Renowned Dominican preacher – and former head of the worldwide order of priests and brothers – Fr Timothy Radcliffe is due in Dublin’s RDS on February 22 to address the annual gathering.

Speaking to The Irish Catholic, organiser Don Devaney dismissed what he described as a “scurrilous and vitriolic” campaign against Fr Radcliffe.

He insisted that the conference is the victim of “a kangaroo court trying to decide for us what we should do”.

“Fr Radcliffe is in good standing with his order and with Rome,” Mr Devaney pointed out, adding: “Treating him like this is just not acceptable.”

The latest salvo against Fr Radcliffe came this week in an email sent by Simon Galloway of the Steering Committee for the National Consecration of Ireland to the Immaculate Heart of Mary (SCNCI) to the Divine Mercy chaplain, Fr Michael Ross SDB. In it, Mr Galloway expresses his sadness at the choice of Fr Radcliffe for the conference before threatening to boycott the event, while simultaneously offering to supply a replacement speaker.

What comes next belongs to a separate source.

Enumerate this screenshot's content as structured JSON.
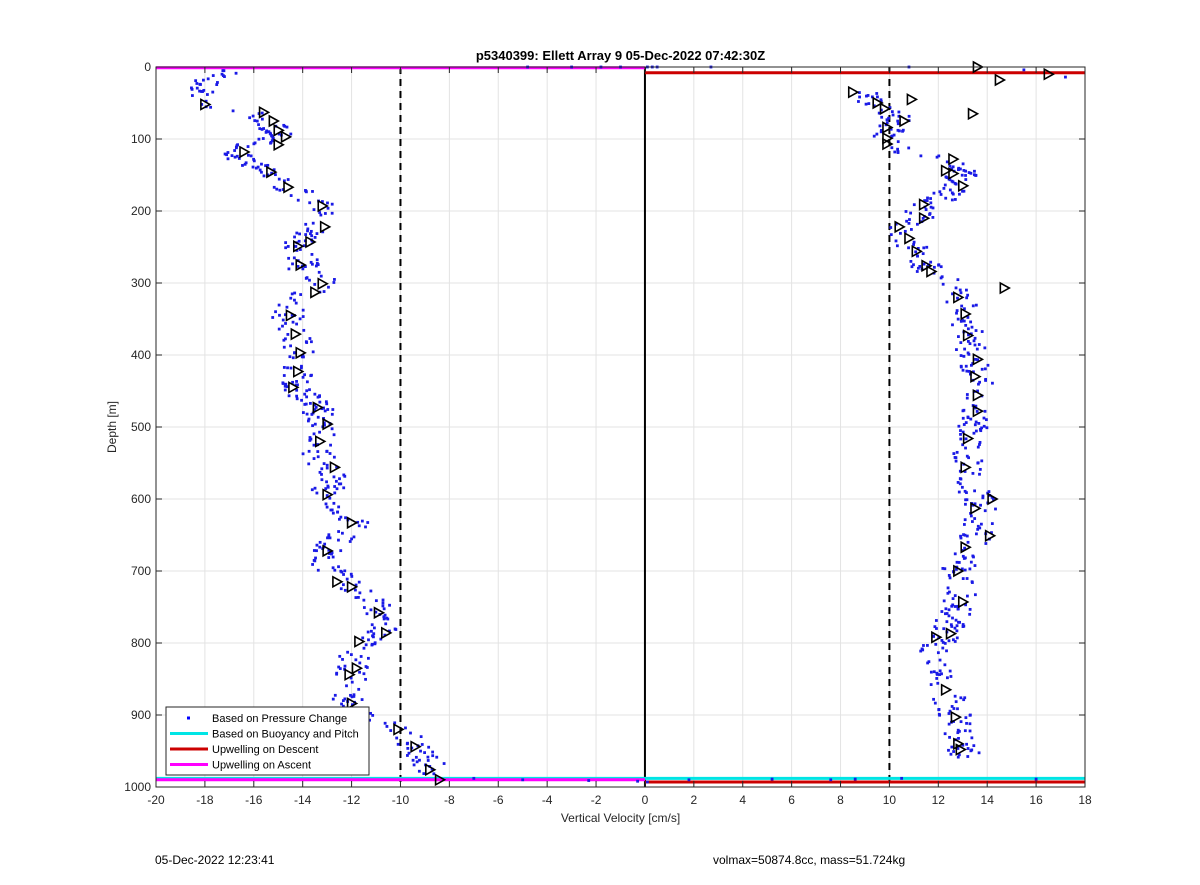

Responding to the SCNCI’s mail, and its allegation that Fr Radcliffe is “well known to have celebrated ‘gay Masses’ in Soho, London”, Mr Devaney pointed out that the Soho Masses were an outreach initiative “launched by Cardinal Basil Hume and with the backing of Cardinal Joseph Ratzinger” during his time at the Congregation for the Doctrine of the Faith.

“Fr Radcliffe, like true supporters of Divine Mercy,” Mr Devaney stated, “knows that God’s mercy is not just for those in the Church but for all people.”

“Fr Radcliffe is an excellent man and a great spiritual writer,” he continued, “and we have to be mature enough to engage with him, not boycott him.

“People can boycott the Divine Mercy Conference, but more mature Catholics will go,” he said.

Mr Galloway declined to comment when contacted by The Irish Catholic.